A legal service that right now has several open fronts. “We have the recourse of the Santa Cruz City Council to the catalog of vestiges, the application of the Democratic Memory law that can open the possibility for us to act ex officio, and now this last precautionary measure. Right now it is a job that focuses on the legal field in a very important way, with the aim of complying with a legal imperative”.
Historical Memory Law
The vice-councillor admits that the difficulty of applying the historical memory laws in the Canary Islands, rather than surprising him, “displeases” him, to add that “it is the empirical demonstration that the historical memory laws are necessary. This resistance that we are encountering shows that there are still many vestiges to be removed and not all of them are urban, but that we are dragging along a sociological Francoism that influences the quality of democracy”.
“It is hard to imagine – continued Márquez – that we would find a statue of Hitler in the streets of Berlin and that someone would allude to its artistic value so as not to remove it. The question is why it is happening in Spain, and I think it is because we are still dragging a dictatorship of 40 years, which weighs heavily on some sectors of the population. Here we play a lot, it is no longer a question of the left or the right, it is a question of Democrats and of complying with the laws, ”he concludes.
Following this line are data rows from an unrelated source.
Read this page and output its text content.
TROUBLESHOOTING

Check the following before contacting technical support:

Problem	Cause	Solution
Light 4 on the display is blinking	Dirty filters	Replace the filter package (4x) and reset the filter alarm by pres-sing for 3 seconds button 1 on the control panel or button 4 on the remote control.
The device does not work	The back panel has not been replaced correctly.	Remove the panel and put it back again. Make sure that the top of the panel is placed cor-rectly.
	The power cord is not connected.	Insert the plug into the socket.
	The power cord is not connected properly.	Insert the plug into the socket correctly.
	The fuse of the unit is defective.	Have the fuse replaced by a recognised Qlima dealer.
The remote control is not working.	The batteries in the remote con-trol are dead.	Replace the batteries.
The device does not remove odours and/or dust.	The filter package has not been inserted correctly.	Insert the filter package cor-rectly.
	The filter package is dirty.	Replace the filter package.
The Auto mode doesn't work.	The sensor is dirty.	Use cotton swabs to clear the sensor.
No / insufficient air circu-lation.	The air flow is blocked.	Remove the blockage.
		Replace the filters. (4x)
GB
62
On this same subject, the author of the catalog of Francoist vestiges, María Isabel Navarro, expressed herself yesterday, who did not hesitate to affirm that the judgment of the TSJC “contains arguments contrary to the truth, which are included expressly as if a Contentious Administrative Court was not due to the truth of the arguments”. This is how she expressed it in statements collected by Cadena Ser, pointing out that, in her opinion, the order is “badly written.”
In addition, Navarro recalled that the judge who signed the sentence is the same one who forced the Santa Cruz City Council (also as a result of a lawsuit from the same association) to repeat the file for which the honors granted to the dictator were withdrawn.